Everything he had was a gift from the Lord and now they have all been taken back. Job’s faith leads him to see the sovereign God’s hand at work, and that gives him repose even in the face of calamity.
In fact, in the long dialogues which follow with his friends, Job will show that acceptance of what has happened to him does not come so easily. But through it all, he never questions the justice of God; it is just that it is so difficult to understand.
We can see that the problems we have with the sufferings of the young and the innocent are nothing new. These questions become perhaps even more painful and meaningless when many try to solve the problem by removing God from the picture altogether. But that does not solve the problem and does not take away the pain. If there is no God, if we convince ourselves that all is simply the result of chance, then why does the sense of wrongness still assert itself? In a world of pure chance there can be no absolute truth or falsehood, no objective right or wrong. Things just happen in a totally mechanical way.

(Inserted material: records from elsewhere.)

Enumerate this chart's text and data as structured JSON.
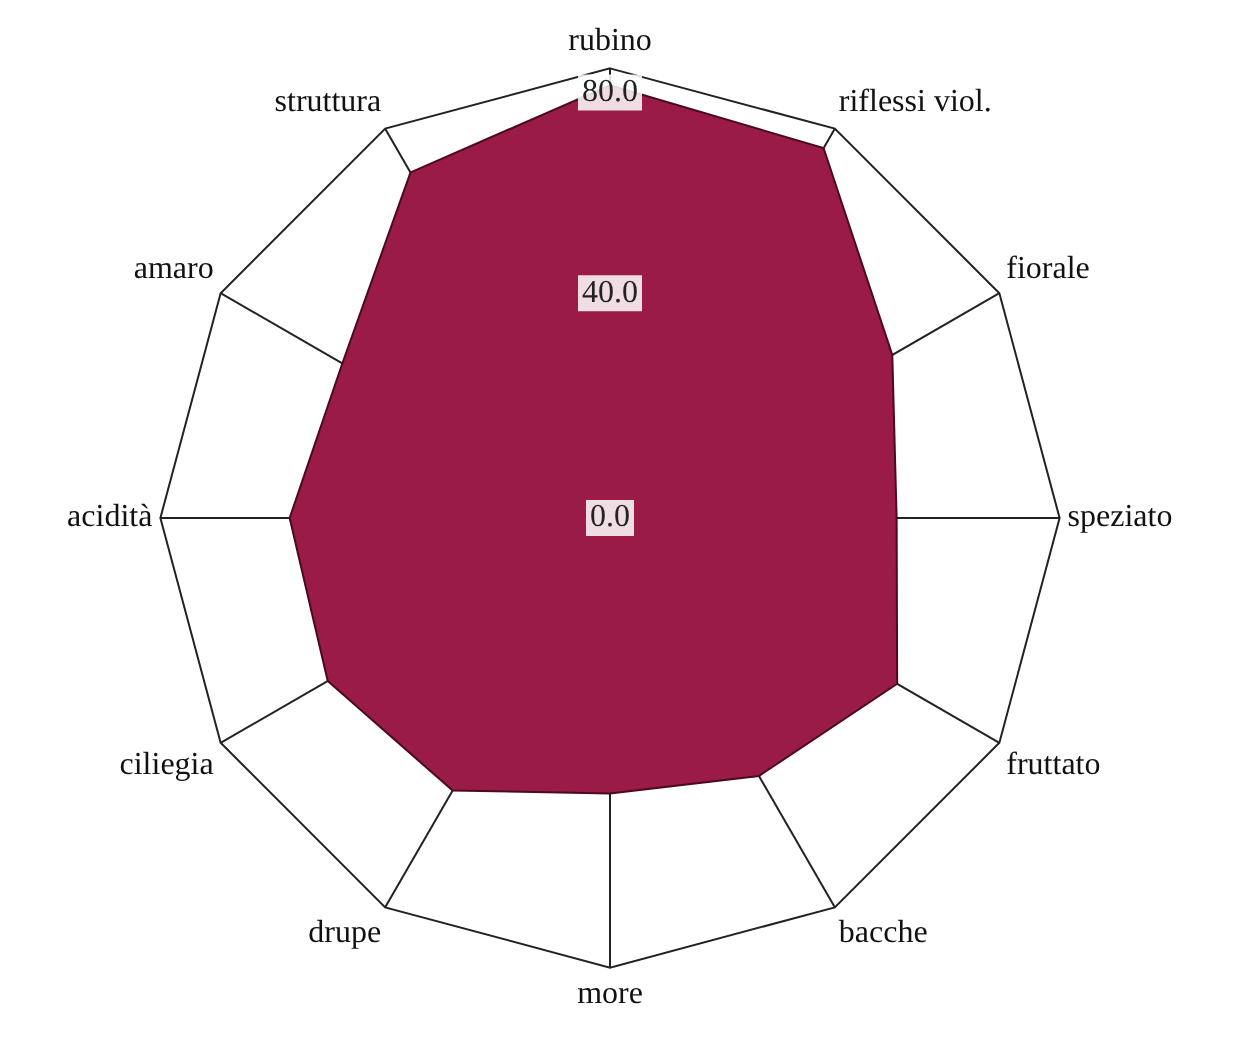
{
  "chart_data": {
    "type": "radar",
    "categories": [
      "rubino",
      "riflessi viol.",
      "fiorale",
      "speziato",
      "fruttato",
      "bacche",
      "more",
      "drupe",
      "ciliegia",
      "acidità",
      "amaro",
      "struttura"
    ],
    "series": [
      {
        "color": "#9a1a48",
        "values": [
          77,
          76,
          58,
          51,
          59,
          53,
          49,
          56,
          58,
          57,
          55,
          71
        ]
      }
    ],
    "ylim": [
      0,
      80
    ],
    "yticks": [
      {
        "value": 0,
        "label": "0.0"
      },
      {
        "value": 40,
        "label": "40.0"
      },
      {
        "value": 80,
        "label": "80.0"
      }
    ],
    "grid": true,
    "legend": false,
    "marker": "none"
  }
}
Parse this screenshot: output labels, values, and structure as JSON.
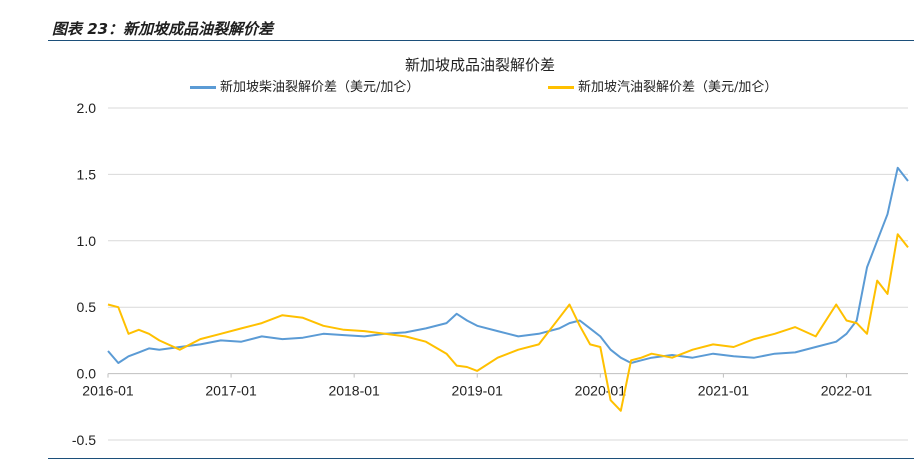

Taking away God does not solve the problem because ultimately he is the source of the problem—as Job recognises. Somehow, the answer is only to be found in a God who is full of love and compassion, in a God who allows his own innocent Son to suffer terribly and die in agony. Somehow the answer has to be found there in the Suffering Jesus. Many have discovered that the way out is not the removal of their pain, but in being able—together with Jesus—to go through it. Pain can destroy, but it can also heal.